So Annika is walking, really walking, in that she spent the vast majority of the weekend upright and seemed to use crawling as only a default mode of transportation. She took her first steps a little over a month ago, but what was most interesting to me about the process was the way the learning took such a giant leap, seemingly overnight, this Saturday, with no apparent provocation. Since those first few faltering steps, in July, almost to the day at the same point in life Lily took hers, there were days on end when she took no steps, and seemed disinterested when encouraged to do so. There were other days when she seemed to want to practice, stepped out into the abyss from the edge of the couch, chortling proudly until the inevitable thump on the floor, bottom first. And then, Saturday morning, she took a step away from the little table in the middle of the room and just kept walking. She walked to one couch, then turned and walked out into the center of the room. Suddenly she was able to crouch down and pick up an object, return to a standing position, and walk off again. She even managed a little step, dividing one room from the next.
This has happened with Lily's reading, too. For what seemed like forever, she would sound out words laboriously, even if she had sounded out the same word a sentence ago, or on the same line. I pointed this out a couple of times when she asked me how to read something: Look, I said, it's the same as this word you just sounded out. Somehow, it wasn't clicking. And I noticed recently that she doesn't do this anymore, that many of those sight words she'd been sounding out for so long are second nature to her now, but also that once she has sounded out a new word, she recognizes it when she sees it again.

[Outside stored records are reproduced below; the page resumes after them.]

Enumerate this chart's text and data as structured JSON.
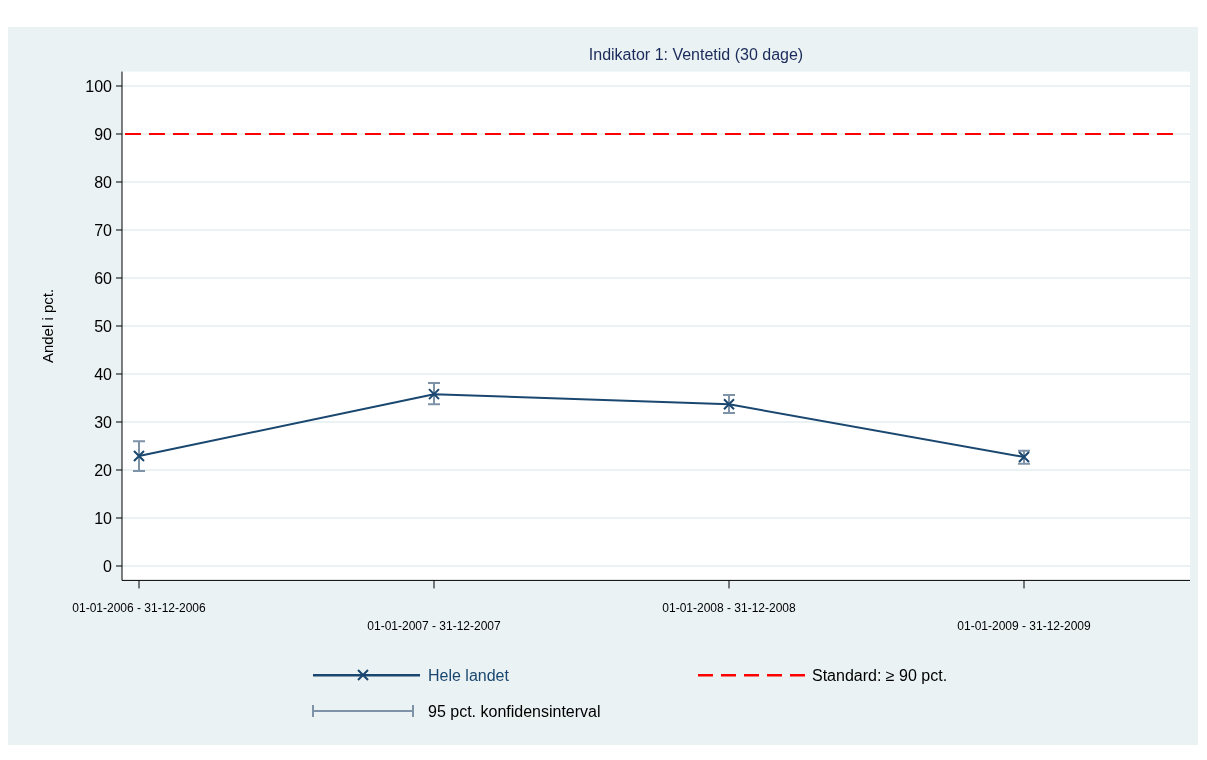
{
  "chart_data": {
    "type": "line",
    "title": "Indikator 1: Ventetid (30 dage)",
    "ylabel": "Andel i pct.",
    "categories": [
      "01-01-2006 - 31-12-2006",
      "01-01-2007 - 31-12-2007",
      "01-01-2008 - 31-12-2008",
      "01-01-2009 - 31-12-2009"
    ],
    "series": [
      {
        "name": "Hele landet",
        "color": "#1a476f",
        "values": [
          22.9,
          35.8,
          33.7,
          22.7
        ],
        "errors": [
          [
            19.8,
            26.0
          ],
          [
            33.7,
            38.1
          ],
          [
            31.9,
            35.6
          ],
          [
            21.3,
            24.0
          ]
        ]
      }
    ],
    "ylim": [
      -3,
      103
    ],
    "yticks": [
      0,
      10,
      20,
      30,
      40,
      50,
      60,
      70,
      80,
      90,
      100
    ],
    "ref_lines": [
      {
        "axis": "y",
        "value": 90,
        "label": "Standard: ≥ 90 pct.",
        "color": "#ff0000",
        "line_style": "dashed"
      }
    ],
    "annotations": [
      "95 pct. konfidensinterval"
    ],
    "grid": "y",
    "legend": "bottom",
    "marker": "cross",
    "line_style": "solid"
  }
}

How does this happen? Is it simply the passing of time? I don't think so. I think we learn so well when we are young. I think our brains are working so hard, so industriously, so profoundly, all of the time, that we aren't even aware of it, in ourselves or in those we love and watch and observe and care for: our children. And then, when a baby is suddenly a toddler, walking across a room to fetch a favorite toy, we think: How did that happen? How can she be standing? How can she know that toy? Or want it? How can she get across a room on foot when just yesterday she was a tiny mewling creature immobile on the middle of my bed? How can I not have noticed that this was all happening until now?
As an adult, I am constantly aware of how sluggish my brain is sometimes, how lazy. I have worn tracks in my patterns of thinking so deep I wonder if it would even be possible to pull myself out of them, to try to get back a little of that whirring, electrical magic whereby things seem to happen overnight, although of course, the work of a lifetime has been happening behind the scenes. Maybe this will be one of the unsung pleasures of parenthood for me: witnessing the capacity for change and being inspired by it in practical, challenging ways. I hope so.